The biggest treat was when Russia sent wheat flour (dried and usually mouldy from the trip), but moms would keep this for special occasions.
MSG was introduced to flavour dishes cheaply as there were very little herbs and other spices available. Only now are restaurants returning to fresh herbs and spices and MSG is becoming less prevalent.
When people seemed unhappy, someone would jokingly ask, “Did you lose your rice-book?” – referring to the very valuable coupon book.
While the above was very hard for the Vietnamese people, it also gave them willpower and determination to succeed and find other ways to improve their lives. It carries on to this day.
Sitting in Morning Glory, surrounded by the dizzying variety of food and smells from cooking, it’s hard to imagine that the Vietnamese until recently were hard pressed for food.
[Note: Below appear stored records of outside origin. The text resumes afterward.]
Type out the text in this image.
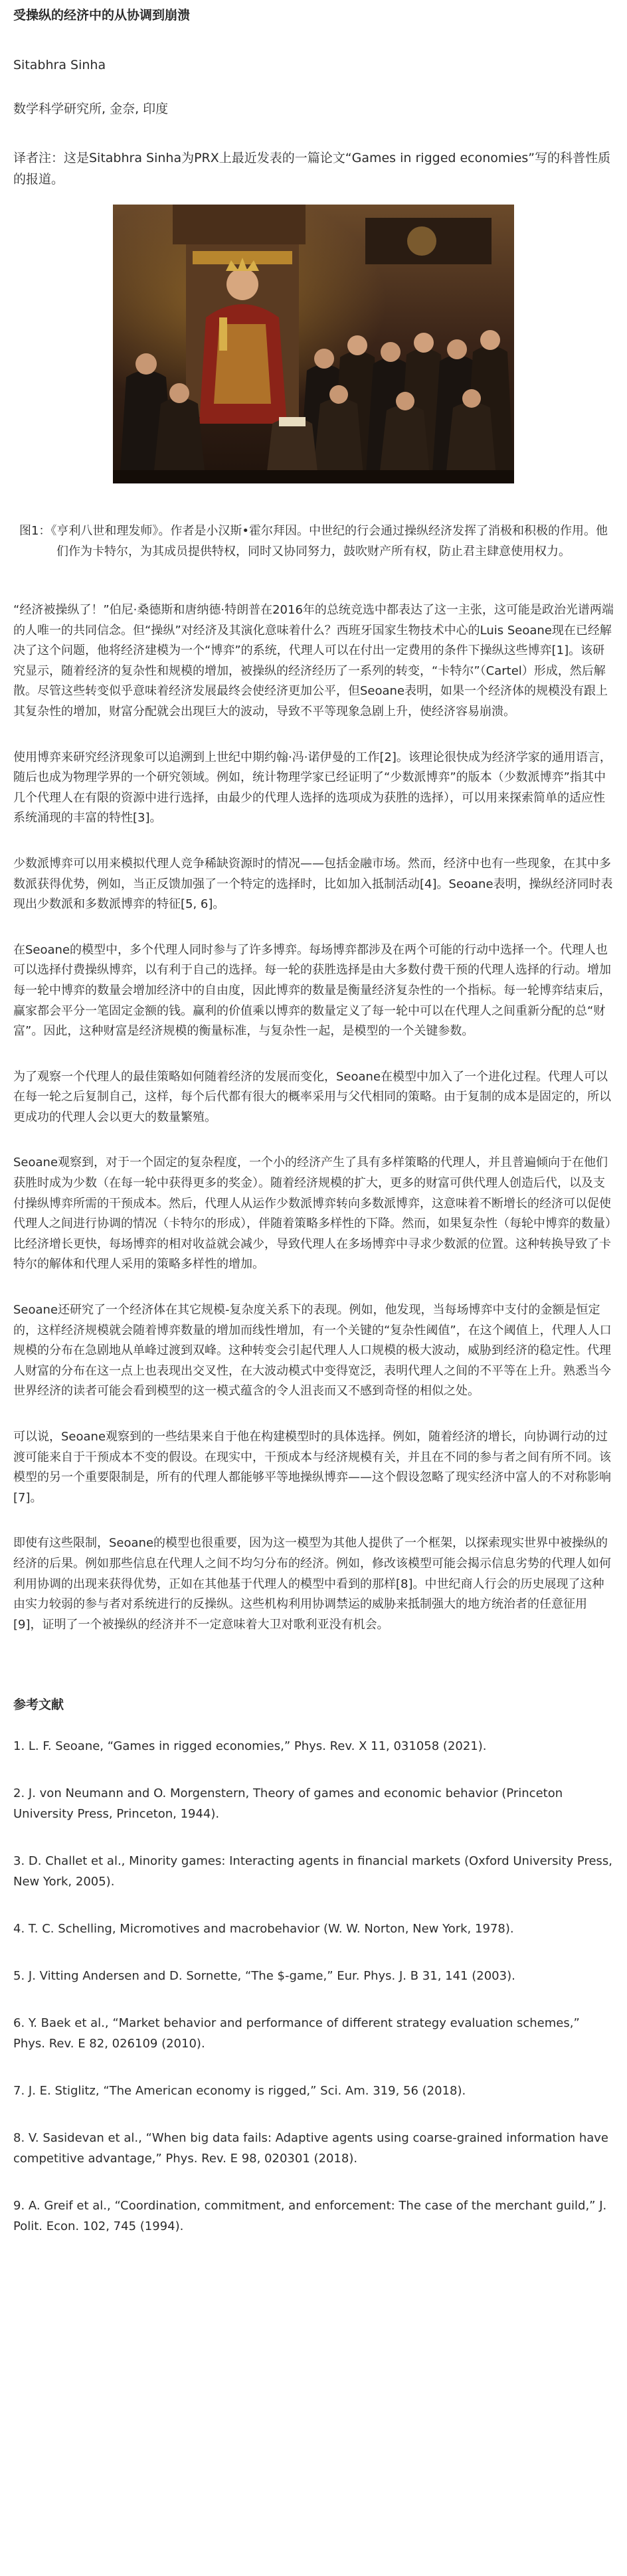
受操纵的经济中的从协调到崩溃

Sitabhra Sinha

数学科学研究所, 金奈, 印度

译者注：这是Sitabhra Sinha为PRX上最近发表的一篇论文“Games in rigged economies”写的科普性质的报道。

图1：《亨利八世和理发师》。作者是小汉斯•霍尔拜因。中世纪的行会通过操纵经济发挥了消极和积极的作用。他们作为卡特尔，为其成员提供特权，同时又协同努力，鼓吹财产所有权，防止君主肆意使用权力。

“经济被操纵了！”伯尼·桑德斯和唐纳德·特朗普在2016年的总统竞选中都表达了这一主张，这可能是政治光谱两端的人唯一的共同信念。但“操纵”对经济及其演化意味着什么？西班牙国家生物技术中心的Luis Seoane现在已经解决了这个问题，他将经济建模为一个“博弈”的系统，代理人可以在付出一定费用的条件下操纵这些博弈[1]。该研究显示，随着经济的复杂性和规模的增加，被操纵的经济经历了一系列的转变，“卡特尔”（Cartel）形成，然后解散。尽管这些转变似乎意味着经济发展最终会使经济更加公平，但Seoane表明，如果一个经济体的规模没有跟上其复杂性的增加，财富分配就会出现巨大的波动，导致不平等现象急剧上升，使经济容易崩溃。

使用博弈来研究经济现象可以追溯到上世纪中期约翰·冯·诺伊曼的工作[2]。该理论很快成为经济学家的通用语言，随后也成为物理学界的一个研究领域。例如，统计物理学家已经证明了“少数派博弈”的版本（少数派博弈”指其中几个代理人在有限的资源中进行选择，由最少的代理人选择的选项成为获胜的选择），可以用来探索简单的适应性系统涌现的丰富的特性[3]。

少数派博弈可以用来模拟代理人竞争稀缺资源时的情况——包括金融市场。然而，经济中也有一些现象，在其中多数派获得优势，例如，当正反馈加强了一个特定的选择时，比如加入抵制活动[4]。Seoane表明，操纵经济同时表现出少数派和多数派博弈的特征[5, 6]。

在Seoane的模型中，多个代理人同时参与了许多博弈。每场博弈都涉及在两个可能的行动中选择一个。代理人也可以选择付费操纵博弈，以有利于自己的选择。每一轮的获胜选择是由大多数付费干预的代理人选择的行动。增加每一轮中博弈的数量会增加经济中的自由度，因此博弈的数量是衡量经济复杂性的一个指标。每一轮博弈结束后，赢家都会平分一笔固定金额的钱。赢利的价值乘以博弈的数量定义了每一轮中可以在代理人之间重新分配的总“财富”。因此，这种财富是经济规模的衡量标准，与复杂性一起，是模型的一个关键参数。

为了观察一个代理人的最佳策略如何随着经济的发展而变化，Seoane在模型中加入了一个进化过程。代理人可以在每一轮之后复制自己，这样，每个后代都有很大的概率采用与父代相同的策略。由于复制的成本是固定的，所以更成功的代理人会以更大的数量繁殖。

Seoane观察到，对于一个固定的复杂程度，一个小的经济产生了具有多样策略的代理人，并且普遍倾向于在他们获胜时成为少数（在每一轮中获得更多的奖金）。随着经济规模的扩大，更多的财富可供代理人创造后代，以及支付操纵博弈所需的干预成本。然后，代理人从运作少数派博弈转向多数派博弈，这意味着不断增长的经济可以促使代理人之间进行协调的情况（卡特尔的形成），伴随着策略多样性的下降。然而，如果复杂性（每轮中博弈的数量）比经济增长更快，每场博弈的相对收益就会减少，导致代理人在多场博弈中寻求少数派的位置。这种转换导致了卡特尔的解体和代理人采用的策略多样性的增加。

Seoane还研究了一个经济体在其它规模-复杂度关系下的表现。例如，他发现，当每场博弈中支付的金额是恒定的，这样经济规模就会随着博弈数量的增加而线性增加，有一个关键的“复杂性阈值”，在这个阈值上，代理人人口规模的分布在急剧地从单峰过渡到双峰。这种转变会引起代理人人口规模的极大波动，威胁到经济的稳定性。代理人财富的分布在这一点上也表现出交叉性，在大波动模式中变得宽泛，表明代理人之间的不平等在上升。熟悉当今世界经济的读者可能会看到模型的这一模式蕴含的令人沮丧而又不感到奇怪的相似之处。

可以说，Seoane观察到的一些结果来自于他在构建模型时的具体选择。例如，随着经济的增长，向协调行动的过渡可能来自于干预成本不变的假设。在现实中，干预成本与经济规模有关，并且在不同的参与者之间有所不同。该模型的另一个重要限制是，所有的代理人都能够平等地操纵博弈——这个假设忽略了现实经济中富人的不对称影响[7]。

即使有这些限制，Seoane的模型也很重要，因为这一模型为其他人提供了一个框架，以探索现实世界中被操纵的经济的后果。例如那些信息在代理人之间不均匀分布的经济。例如，修改该模型可能会揭示信息劣势的代理人如何利用协调的出现来获得优势，正如在其他基于代理人的模型中看到的那样[8]。中世纪商人行会的历史展现了这种由实力较弱的参与者对系统进行的反操纵。这些机构利用协调禁运的威胁来抵制强大的地方统治者的任意征用[9]，证明了一个被操纵的经济并不一定意味着大卫对歌利亚没有机会。

参考文献
1. L. F. Seoane, “Games in rigged economies,” Phys. Rev. X 11, 031058 (2021).
2. J. von Neumann and O. Morgenstern, Theory of games and economic behavior (Princeton University Press, Princeton, 1944).
3. D. Challet et al., Minority games: Interacting agents in financial markets (Oxford University Press, New York, 2005).
4. T. C. Schelling, Micromotives and macrobehavior (W. W. Norton, New York, 1978).
5. J. Vitting Andersen and D. Sornette, “The $-game,” Eur. Phys. J. B 31, 141 (2003).
6. Y. Baek et al., “Market behavior and performance of different strategy evaluation schemes,” Phys. Rev. E 82, 026109 (2010).
7. J. E. Stiglitz, “The American economy is rigged,” Sci. Am. 319, 56 (2018).
8. V. Sasidevan et al., “When big data fails: Adaptive agents using coarse-grained information have competitive advantage,” Phys. Rev. E 98, 020301 (2018).
9. A. Greif et al., “Coordination, commitment, and enforcement: The case of the merchant guild,” J. Polit. Econ. 102, 745 (1994).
They were subsequently deprived of cultural and traditional rights that had disastrous effects on the people socially, nutritionally and economically. However, one has to admire the resilience of a people that has not only survived war, deprivation and starvation, but has ultimately come out better and stronger for it. Vietnam’s gastronomical and cultural future is a bright one.
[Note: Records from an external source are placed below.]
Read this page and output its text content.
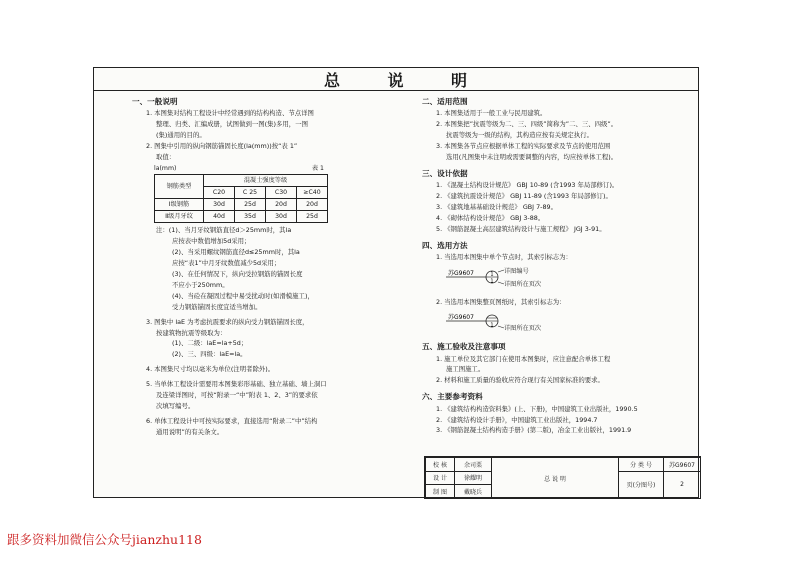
总	说	明
一、一般说明
1. 本图集对结构工程设计中经常遇到的结构构造、节点详图
整理、归类、汇编成册，试图做到一图(集)多用，一图
(集)通用的目的。
2. 图集中引用的纵向钢筋锚固长度(la(mm))按“表 1”
取值：
la(mm)	表 1
钢筋类型	混凝土强度等级			
	C20	C 25	C30	≥C40
Ⅰ级钢筋	30d	25d	20d	20d
Ⅱ级月牙纹	40d	35d	30d	25d
注：(1)、当月牙纹钢筋直径d＞25mm时，其la
应按表中数值增加5d采用；
(2)、当采用螺纹钢筋直径d≤25mm时，其la
应按“表1”中月牙纹数值减少5d采用；
(3)、在任何情况下，纵向受拉钢筋的锚固长度
不应小于250mm。
(4)、当砼在凝固过程中易受扰动时(如滑模施工)，
受力钢筋锚固长度宜适当增加。
3. 图集中 laE 为考虑抗震要求的纵向受力钢筋锚固长度，
按建筑物抗震等级取为：
(1)、二级：laE=la+5d；
(2)、三、四级：laE=la。
4. 本图集尺寸均以毫米为单位(注明者除外)。
5. 当单体工程设计需要用本图集彩形基础、独立基础、墙上洞口
及连梁详图时，可按“附录一“中”附表 1、2、3”的要求依
次填写编号。
6. 单体工程设计中可按实际要求，直接选用“附录二”中”结构
通用说明”的有关条文。
二、适用范围
1. 本图集适用于一般工业与民用建筑。
2. 本图集把”抗震等级为二、三、四级”简称为”二、三、四级”。
抗震等级为一级的结构，其构造应按有关规定执行。
3. 本图集各节点应根据单体工程的实际要求及节点的使用范围
选用(凡图集中未注明或需要调整的内容，均应按单体工程)。
三、设计依据
1. 《混凝土结构设计规范》 GBJ 10-89 (含1993 年局部修订)。
2. 《建筑抗震设计规范》 GBJ 11-89 (含1993 年局部修订)。
3. 《建筑地基基础设计规范》 GBJ 7-89。
4. 《砌体结构设计规范》 GBJ 3-88。
5. 《钢筋混凝土高层建筑结构设计与施工规程》 JGJ 3-91。
四、选用方法
1. 当选用本图集中单个节点时，其索引标志为：
1
1
苏G9607	详图编号
详图所在页次
2. 当选用本图集整页图纸时，其索引标志为：
1
苏G9607
详图所在页次
五、施工验收及注意事项
1. 施工单位及其它部门在使用本图集时，应注意配合单体工程
施工图施工。
2. 材料和施工质量的验收应符合现行有关国家标准的要求。
六、主要参考资料
1. 《建筑结构构造资料集》(上、下册)，中国建筑工业出版社，1990.5
2. 《建筑结构设计手册》，中国建筑工业出版社，1994.7
3. 《钢筋混凝土结构构造手册》(第二版)，冶金工业出版社，1991.9
校 核	余司栗	总 说 明	分 类 号	苏G9607
设 计	徐耀明		页(分图号)	2
制 图	戴晓兵			
跟多资料加微信公众号jianzhu118
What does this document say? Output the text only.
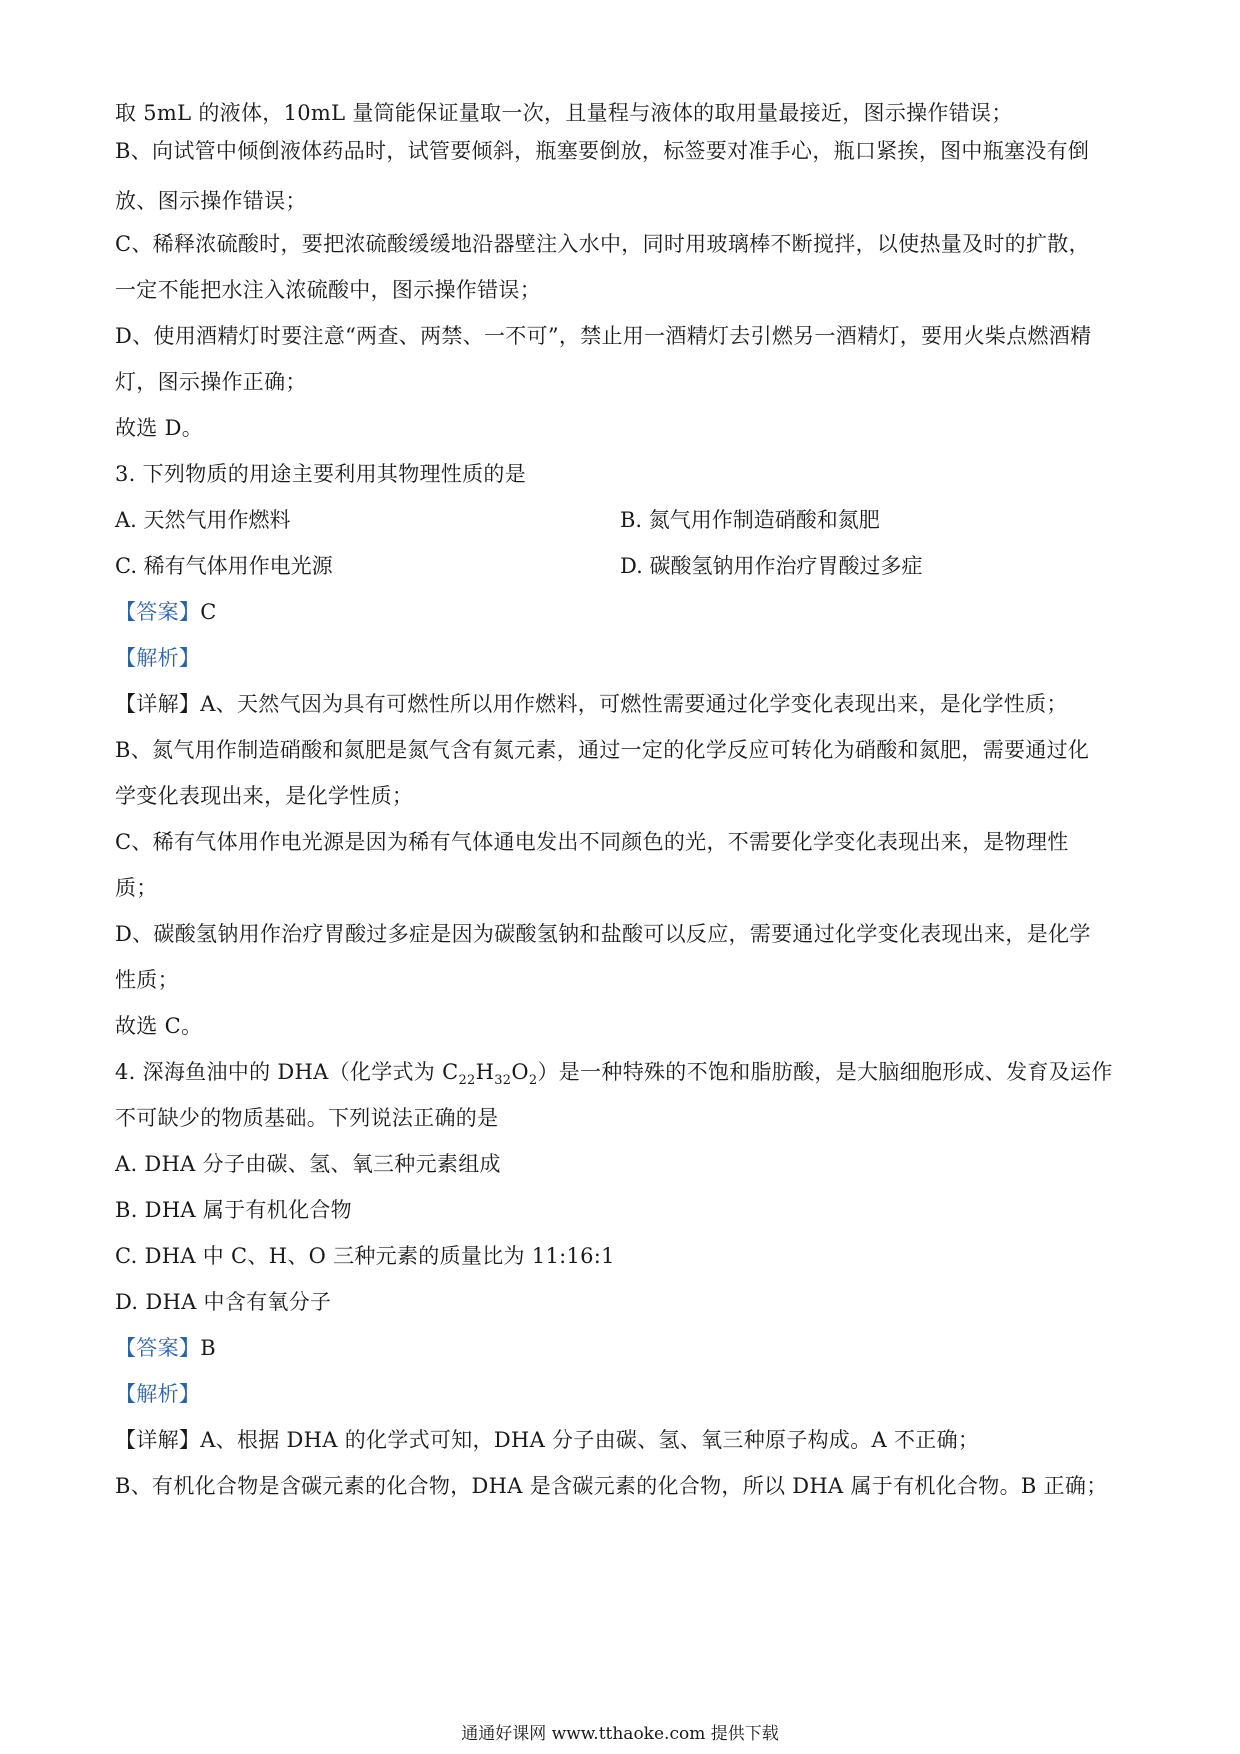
取 5mL 的液体，10mL 量筒能保证量取一次，且量程与液体的取用量最接近，图示操作错误；
B、向试管中倾倒液体药品时，试管要倾斜，瓶塞要倒放，标签要对准手心，瓶口紧挨，图中瓶塞没有倒
放、图示操作错误；
C、稀释浓硫酸时，要把浓硫酸缓缓地沿器壁注入水中，同时用玻璃棒不断搅拌，以使热量及时的扩散，
一定不能把水注入浓硫酸中，图示操作错误；
D、使用酒精灯时要注意“两查、两禁、一不可”，禁止用一酒精灯去引燃另一酒精灯，要用火柴点燃酒精
灯，图示操作正确；
故选 D。
3. 下列物质的用途主要利用其物理性质的是
A. 天然气用作燃料	B. 氮气用作制造硝酸和氮肥
C. 稀有气体用作电光源	D. 碳酸氢钠用作治疗胃酸过多症
【答案】C
【解析】
【详解】A、天然气因为具有可燃性所以用作燃料，可燃性需要通过化学变化表现出来，是化学性质；
B、氮气用作制造硝酸和氮肥是氮气含有氮元素，通过一定的化学反应可转化为硝酸和氮肥，需要通过化
学变化表现出来，是化学性质；
C、稀有气体用作电光源是因为稀有气体通电发出不同颜色的光，不需要化学变化表现出来，是物理性
质；
D、碳酸氢钠用作治疗胃酸过多症是因为碳酸氢钠和盐酸可以反应，需要通过化学变化表现出来，是化学
性质；
故选 C。
4. 深海鱼油中的 DHA（化学式为 $C_{22}H_{32}O_2$）是一种特殊的不饱和脂肪酸，是大脑细胞形成、发育及运作
不可缺少的物质基础。下列说法正确的是
A. DHA 分子由碳、氢、氧三种元素组成
B. DHA 属于有机化合物
C. DHA 中 C、H、O 三种元素的质量比为 11:16:1
D. DHA 中含有氧分子
【答案】B
【解析】
【详解】A、根据 DHA 的化学式可知，DHA 分子由碳、氢、氧三种原子构成。A 不正确；
B、有机化合物是含碳元素的化合物，DHA 是含碳元素的化合物，所以 DHA 属于有机化合物。B 正确；
通通好课网 www.tthaoke.com 提供下载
Recipe for Banh Mi (Hoi An Sandwiches)
4 small baguettes
4 tbsp minced pork or meatballs, cooked
16 slices pork
16 slices of pate or pork sausage, cooked, cut in slices
16 cucumber slices
½ cup spring onion curls
½ cup coriander leaves
½ cup Vietnamese mint leaves
Sea salt and coarse black pepper to taste
Hoi An chilli sauce to taste
Warm the bread in a char grill or in the oven and slice in half to fill, leaving one side closed.
Spoon minced pork over the bottom half or mash meatballs with a fork and add.
Add pork slices, pate, sausage, cucumber, spring onion curls, coriander, mint, salt, pepper, and Hoi An chilli sauce.